Custard Filling Directions:
Preheat oven to 400º F.

In a small saucepan, heat milk and cream to scald (hot enough to form tiny bubbles around the edge of the pan, but not to boil). Remove from heat, put butter in to melt.

In the bowl of a stand mixer, beat eggs well, one at a time. Gradually add in the sugar until it is well-mixed. Pour in milk/butter mixture and mix well. Then add in the vanilla. 

Place the crust-filled pie pan in a clean jelly-roll pan or, if you have it, a pie ring (one of those metal dinguses designed to catch overflow but not block heat from reaching the bottom of the pie), on the middle rack of the oven. Pour the custard filling into the crust until it is mostly filled, then scatter the remaining 1/3 cup of buttered pecans over the top of the custard before sliding the whole thing into the oven.

If you have extra filling, pour into custard cups in a water bath (a pan in which the cups sit with hot water at least halfway up the sides), and place alongside the pie. (You may wish to add a few of the reserved pecans to the custard cups, as well, but if you opt against it, you will have a nice, simple custard alongside the pie.)

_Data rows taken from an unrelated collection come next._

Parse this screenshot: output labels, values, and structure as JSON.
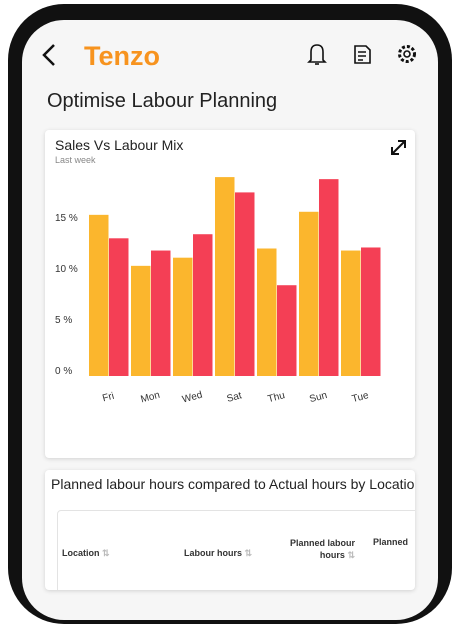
{
  "header": {
    "logo": "Tenzo",
    "title": "Optimise Labour Planning"
  },
  "chart_data": {
    "type": "bar",
    "title": "Sales Vs Labour Mix",
    "subtitle": "Last week",
    "categories": [
      "Fri",
      "Mon",
      "Wed",
      "Sat",
      "Thu",
      "Sun",
      "Tue"
    ],
    "series": [
      {
        "color": "#fbb62d",
        "values": [
          15.8,
          10.8,
          11.6,
          19.5,
          12.5,
          16.1,
          12.3
        ]
      },
      {
        "color": "#f43f55",
        "values": [
          13.5,
          12.3,
          13.9,
          18.0,
          8.9,
          19.3,
          12.6
        ]
      }
    ],
    "ylim": [
      0,
      20
    ],
    "yticks": [
      {
        "value": 0,
        "label": "0 %"
      },
      {
        "value": 5,
        "label": "5 %"
      },
      {
        "value": 10,
        "label": "10 %"
      },
      {
        "value": 15,
        "label": "15 %"
      }
    ]
  },
  "table": {
    "title": "Planned labour hours compared to Actual hours by Location",
    "columns": [
      "Location",
      "Labour hours",
      "Planned labour hours",
      "Planned"
    ]
  }
}
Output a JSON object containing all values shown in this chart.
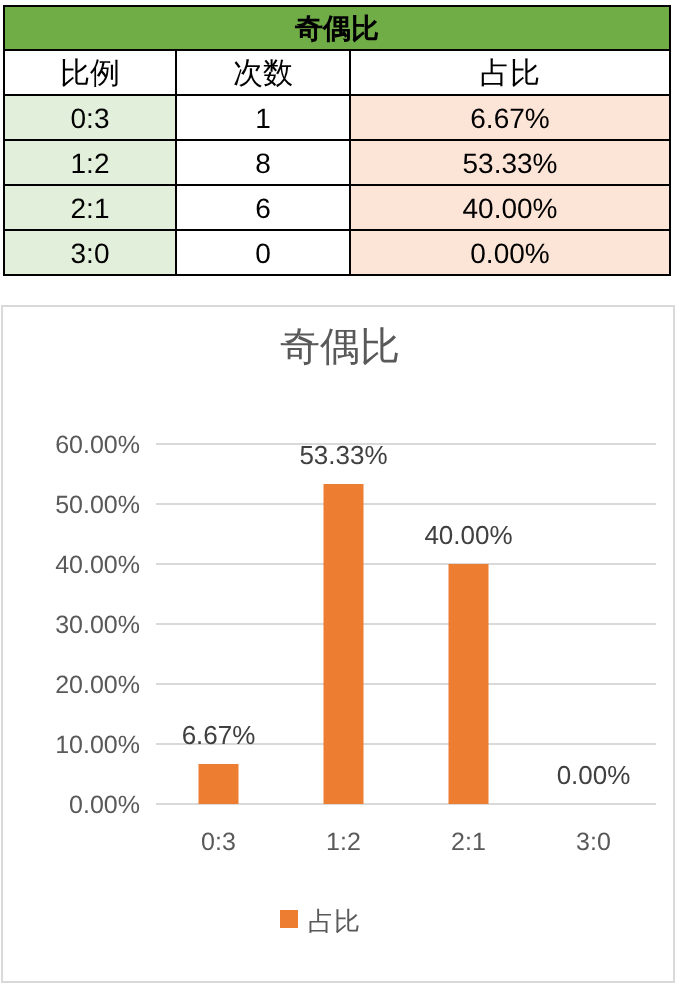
{
  "chart_data": [
    {
      "type": "other",
      "title": "奇偶比",
      "annotations": [
        "比例",
        "次数",
        "占比",
        "0:3",
        "1",
        "6.67%",
        "1:2",
        "8",
        "53.33%",
        "2:1",
        "6",
        "40.00%",
        "3:0",
        "0",
        "0.00%"
      ]
    },
    {
      "type": "bar",
      "title": "奇偶比",
      "categories": [
        "0:3",
        "1:2",
        "2:1",
        "3:0"
      ],
      "series": [
        {
          "name": "占比",
          "color": "#ed7d31",
          "values": [
            6.67,
            53.33,
            40,
            0
          ],
          "value_labels": [
            "6.67%",
            "53.33%",
            "40.00%",
            "0.00%"
          ]
        }
      ],
      "ylim": [
        0,
        60
      ],
      "yticks": [
        {
          "value": 0,
          "label": "0.00%"
        },
        {
          "value": 10,
          "label": "10.00%"
        },
        {
          "value": 20,
          "label": "20.00%"
        },
        {
          "value": 30,
          "label": "30.00%"
        },
        {
          "value": 40,
          "label": "40.00%"
        },
        {
          "value": 50,
          "label": "50.00%"
        },
        {
          "value": 60,
          "label": "60.00%"
        }
      ],
      "grid": "y",
      "legend": "bottom"
    }
  ]
}
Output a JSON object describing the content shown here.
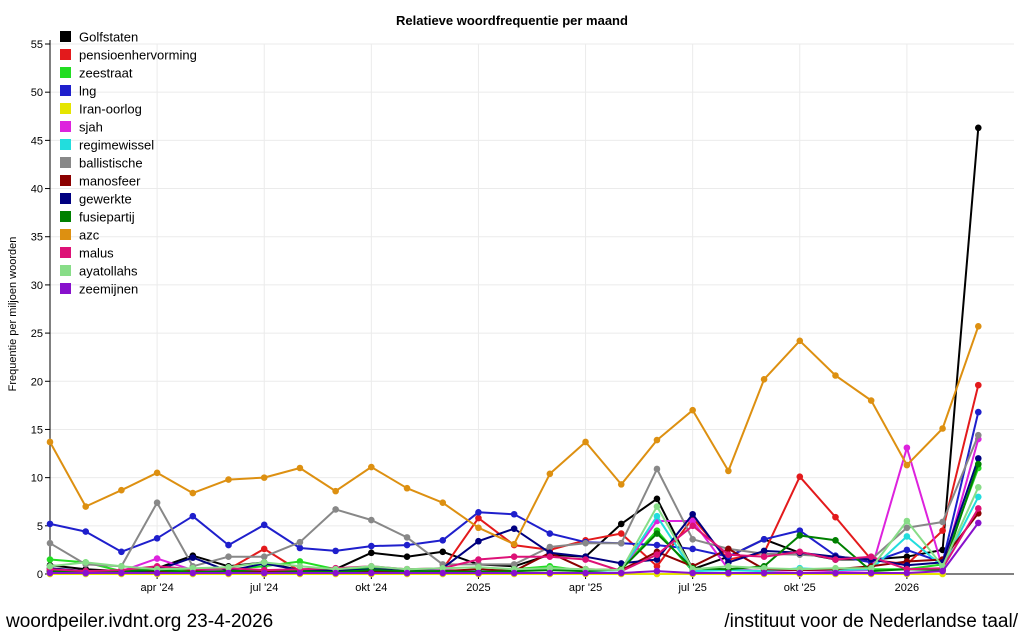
{
  "footer": {
    "left": "woordpeiler.ivdnt.org 23-4-2026",
    "right": "/instituut voor de Nederlandse taal/"
  },
  "chart_data": {
    "type": "line",
    "title": "Relatieve woordfrequentie per maand",
    "ylabel": "Frequentie per miljoen woorden",
    "xlabel": "",
    "ylim": [
      0,
      55
    ],
    "yticks": [
      0,
      5,
      10,
      15,
      20,
      25,
      30,
      35,
      40,
      45,
      50,
      55
    ],
    "grid": true,
    "legend_position": "top-left",
    "x": [
      "2024-01",
      "2024-02",
      "2024-03",
      "2024-04",
      "2024-05",
      "2024-06",
      "2024-07",
      "2024-08",
      "2024-09",
      "2024-10",
      "2024-11",
      "2024-12",
      "2025-01",
      "2025-02",
      "2025-03",
      "2025-04",
      "2025-05",
      "2025-06",
      "2025-07",
      "2025-08",
      "2025-09",
      "2025-10",
      "2025-11",
      "2025-12",
      "2026-01",
      "2026-02",
      "2026-03",
      "2026-04"
    ],
    "xticks": [
      {
        "label": "apr '24",
        "index": 3
      },
      {
        "label": "jul '24",
        "index": 6
      },
      {
        "label": "okt '24",
        "index": 9
      },
      {
        "label": "2025",
        "index": 12
      },
      {
        "label": "apr '25",
        "index": 15
      },
      {
        "label": "jul '25",
        "index": 18
      },
      {
        "label": "okt '25",
        "index": 21
      },
      {
        "label": "2026",
        "index": 24
      }
    ],
    "series": [
      {
        "name": "Golfstaten",
        "color": "#000000",
        "values": [
          0.9,
          0.5,
          0.3,
          0.6,
          1.9,
          0.8,
          1.2,
          0.4,
          0.5,
          2.2,
          1.8,
          2.3,
          1.0,
          0.8,
          2.0,
          1.8,
          5.2,
          7.8,
          0.5,
          1.8,
          3.6,
          2.2,
          1.5,
          1.5,
          1.8,
          2.5,
          46.3,
          null
        ]
      },
      {
        "name": "pensioenhervorming",
        "color": "#e31a1c",
        "values": [
          0.5,
          0.3,
          0.3,
          0.5,
          0.3,
          0.5,
          2.6,
          0.3,
          0.3,
          0.5,
          0.3,
          0.5,
          5.8,
          3.0,
          2.5,
          3.5,
          4.2,
          0.8,
          5.8,
          1.5,
          2.2,
          10.1,
          5.9,
          1.5,
          1.0,
          4.5,
          19.6,
          null
        ]
      },
      {
        "name": "zeestraat",
        "color": "#22dd22",
        "values": [
          1.5,
          1.2,
          0.3,
          0.5,
          0.4,
          0.5,
          0.8,
          1.3,
          0.5,
          0.6,
          0.5,
          0.4,
          0.3,
          0.5,
          0.8,
          0.3,
          0.5,
          4.5,
          0.3,
          0.5,
          0.3,
          0.5,
          0.3,
          0.5,
          0.5,
          1.0,
          11.0,
          null
        ]
      },
      {
        "name": "lng",
        "color": "#1f1fcc",
        "values": [
          5.2,
          4.4,
          2.3,
          3.7,
          6.0,
          3.0,
          5.1,
          2.7,
          2.4,
          2.9,
          3.0,
          3.5,
          6.4,
          6.2,
          4.2,
          3.3,
          3.2,
          3.0,
          2.6,
          1.8,
          3.6,
          4.5,
          1.9,
          1.2,
          2.5,
          1.2,
          16.8,
          null
        ]
      },
      {
        "name": "Iran-oorlog",
        "color": "#e5e500",
        "values": [
          0,
          0,
          0,
          0,
          0,
          0,
          0,
          0,
          0,
          0,
          0,
          0,
          0,
          0,
          0,
          0,
          0,
          0,
          0,
          0,
          0,
          0,
          0,
          0,
          0,
          0,
          null,
          null
        ]
      },
      {
        "name": "sjah",
        "color": "#dd22dd",
        "values": [
          0.2,
          0.1,
          0.3,
          1.6,
          0.4,
          0.3,
          0.3,
          0.2,
          0.3,
          0.4,
          0.3,
          0.4,
          0.3,
          0.3,
          0.5,
          0.3,
          0.4,
          5.5,
          5.5,
          0.5,
          0.3,
          0.4,
          0.3,
          0.4,
          13.1,
          0.6,
          14.0,
          null
        ]
      },
      {
        "name": "regimewissel",
        "color": "#22dddd",
        "values": [
          0.2,
          0.1,
          0.2,
          0.3,
          0.2,
          0.2,
          0.3,
          0.2,
          0.2,
          0.3,
          0.2,
          0.3,
          0.4,
          0.3,
          0.5,
          0.3,
          0.4,
          6.0,
          0.3,
          0.4,
          0.3,
          0.6,
          0.4,
          0.5,
          3.9,
          0.8,
          8.0,
          null
        ]
      },
      {
        "name": "ballistische",
        "color": "#888888",
        "values": [
          3.2,
          1.0,
          0.8,
          7.4,
          0.8,
          1.8,
          1.8,
          3.3,
          6.7,
          5.6,
          3.8,
          1.0,
          1.0,
          1.0,
          2.8,
          3.2,
          3.2,
          10.9,
          3.6,
          2.6,
          2.1,
          2.0,
          1.8,
          1.5,
          4.8,
          5.4,
          14.4,
          null
        ]
      },
      {
        "name": "manosfeer",
        "color": "#8b0000",
        "values": [
          0.3,
          0.2,
          0.3,
          0.2,
          0.3,
          0.2,
          0.3,
          0.3,
          0.2,
          0.3,
          0.2,
          0.3,
          0.5,
          0.3,
          2.2,
          0.5,
          0.4,
          2.3,
          0.8,
          2.6,
          0.5,
          0.4,
          0.5,
          0.8,
          1.3,
          1.5,
          6.3,
          null
        ]
      },
      {
        "name": "gewerkte",
        "color": "#000080",
        "values": [
          0.6,
          0.3,
          0.2,
          0.4,
          1.7,
          0.3,
          1.1,
          0.4,
          0.3,
          0.5,
          0.4,
          0.6,
          3.4,
          4.7,
          2.2,
          1.8,
          1.1,
          1.5,
          6.2,
          1.2,
          2.4,
          2.2,
          1.8,
          1.5,
          0.9,
          1.2,
          12.0,
          null
        ]
      },
      {
        "name": "fusiepartij",
        "color": "#008000",
        "values": [
          0.3,
          0.2,
          0.3,
          0.4,
          0.2,
          0.3,
          0.4,
          0.3,
          0.2,
          0.4,
          0.3,
          0.3,
          0.2,
          0.3,
          0.4,
          0.3,
          0.5,
          4.2,
          0.6,
          0.5,
          0.8,
          4.0,
          3.5,
          0.3,
          0.5,
          0.4,
          11.4,
          null
        ]
      },
      {
        "name": "azc",
        "color": "#dd9011",
        "values": [
          13.7,
          7.0,
          8.7,
          10.5,
          8.4,
          9.8,
          10.0,
          11.0,
          8.6,
          11.1,
          8.9,
          7.4,
          4.8,
          3.1,
          10.4,
          13.7,
          9.3,
          13.9,
          17.0,
          10.7,
          20.2,
          24.2,
          20.6,
          18.0,
          11.3,
          15.1,
          25.7,
          null
        ]
      },
      {
        "name": "malus",
        "color": "#dd1177",
        "values": [
          0.5,
          0.3,
          0.4,
          0.8,
          0.5,
          0.6,
          0.4,
          0.5,
          0.6,
          0.8,
          0.5,
          0.6,
          1.5,
          1.8,
          1.8,
          1.5,
          0.3,
          2.0,
          5.0,
          2.0,
          1.8,
          2.3,
          1.5,
          1.8,
          0.5,
          0.6,
          6.8,
          null
        ]
      },
      {
        "name": "ayatollahs",
        "color": "#88dd88",
        "values": [
          0.8,
          1.2,
          0.8,
          0.5,
          0.6,
          0.7,
          1.2,
          0.8,
          0.5,
          0.8,
          0.5,
          0.6,
          0.7,
          0.5,
          0.6,
          0.5,
          0.4,
          7.0,
          0.5,
          0.8,
          0.6,
          0.5,
          0.6,
          0.6,
          5.5,
          0.8,
          9.0,
          null
        ]
      },
      {
        "name": "zeemijnen",
        "color": "#8811cc",
        "values": [
          0.1,
          0.1,
          0.1,
          0.1,
          0.1,
          0.1,
          0.1,
          0.1,
          0.1,
          0.1,
          0.1,
          0.1,
          0.1,
          0.1,
          0.1,
          0.1,
          0.1,
          0.3,
          0.1,
          0.1,
          0.1,
          0.1,
          0.1,
          0.1,
          0.1,
          0.3,
          5.3,
          null
        ]
      }
    ]
  }
}
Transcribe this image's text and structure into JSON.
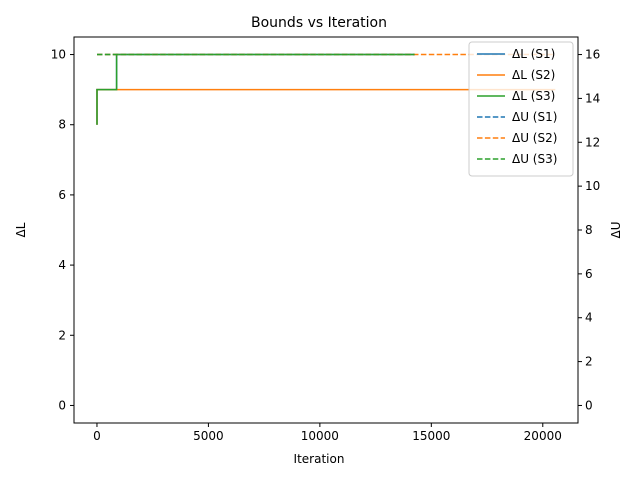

Bake at 400º F for 10 minutes, then lower the oven temperature to 300º F and continue to bake for another 30 minutes. If you are also baking cups of custard, check them after 15 minutes by inserting a thin knife into the center of one. If the knife comes out clean, the custard is cooked, even though it may look jiggly. This same practice should be applied to checking the pie at the end of its 30 minutes. 

Remove from oven, cool on rack. Serve at room temperature, or refrigerate overnight and serve chilled.


The last slice. Woe is me, for what will tomorrow bring?